На Британских островах ситуация была иной. Там латынь была действительно вторым языком, и за переводы религиозных и философских текстов брались даже государи, например король Уэссекса Альфред Великий (849–889). Неизвестно, в какой степени он лично участвовал в переводе Писания, но характерны слова Элфрика, монаха, взявшегося в его время за перевод Бытия с латыни на древнеанглийский – язык, к тому времени литературно окрепший: «Я беспокоюсь, как бы из этого дела не вышло беды для меня или кого-либо еще, кто возьмется за него. Боюсь, что какой-нибудь безумец, прочтя или прослушав этот текст, подумает, что он может жить сейчас, при Новом законе, так, как жили праотцы до Старого закона или при Моисее. Я знал одного священника, ставшего потом моим учителем, у него была Книга Бытия и он кое-что понимал по-латыни: так вот он без обиняков заявлял, что, мол, у Иакова было четыре жены – две сестры и их служанки. И это, конечно, правда, но ни он, ни я не понимали, сколь велика разница между Старым законом и Новым».

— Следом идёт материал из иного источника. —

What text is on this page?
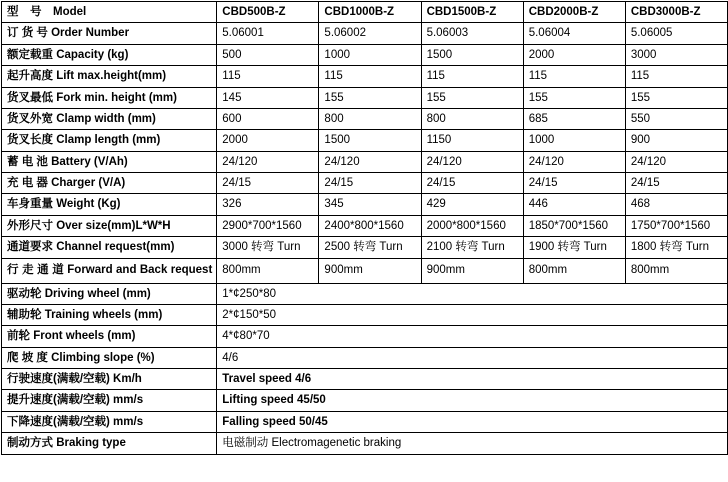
型　号　Model	CBD500B-Z	CBD1000B-Z	CBD1500B-Z	CBD2000B-Z	CBD3000B-Z

订 货 号 Order Number	5.06001	5.06002	5.06003	5.06004	5.06005

额定载重 Capacity (kg)	500	1000	1500	2000	3000

起升高度 Lift max.height(mm)	115	115	115	115	115

货叉最低 Fork min. height (mm)	145	155	155	155	155

货叉外宽 Clamp width (mm)	600	800	800	685	550

货叉长度 Clamp length (mm)	2000	1500	1150	1000	900

蓄 电 池 Battery (V/Ah)	24/120	24/120	24/120	24/120	24/120

充 电 器 Charger (V/A)	24/15	24/15	24/15	24/15	24/15

车身重量 Weight (Kg)	326	345	429	446	468

外形尺寸 Over size(mm)L*W*H	2900*700*1560	2400*800*1560	2000*800*1560	1850*700*1560	1750*700*1560

通道要求 Channel request(mm)	3000 转弯 Turn	2500 转弯 Turn	2100 转弯 Turn	1900 转弯 Turn	1800 转弯 Turn

行 走 通 道 Forward and Back request	800mm	900mm	900mm	800mm	800mm

驱动轮 Driving wheel (mm)	1*¢250*80				

辅助轮 Training wheels (mm)	2*¢150*50				

前轮 Front wheels (mm)	4*¢80*70				

爬 坡 度 Climbing slope (%)	4/6				

行驶速度(满载/空载) Km/h	Travel speed 4/6				

提升速度(满载/空载) mm/s	Lifting speed 45/50				

下降速度(满载/空载) mm/s	Falling speed 50/45				

制动方式 Braking type	电磁制动 Electromagenetic braking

Такие опасения симптоматичны и характеризуют целую эпоху: максимально верный оригиналу перевод священного текста одновременно предает его, ведь времена изменились, и сердце верующего смутится, если он увидит все как есть, скажем, в Песни песней. В этом смысле работа авторов русского синодального перевода, сглаживающего многие острые углы обоих Заветов, типологически сопоставима с работой их далеких предшественников. Альтернативой буквальным переводам было то, что мы сейчас назвали бы пересказом, адаптацией. Таков «Гимн Кэдмона» (680), таков масштабный, в шесть тысяч строк, старосаксонский эпос о жизни Иисуса, известный под данным ему в XIX в. названием «Спаситель» (Heliand). Он был написан, видимо, по заказу Людовика Благочестивого около 830 г. для того, чтобы укрепить строптивых саксов в навязанной им Карлом Великим вере: незачем удивляться, что в таком эпическом «Спасителе» нетрудно узнать «кольцедробителя» Беовульфа, а в апостолах – дружинников. Ведь он должен был наставить на путь истинный варвара[35].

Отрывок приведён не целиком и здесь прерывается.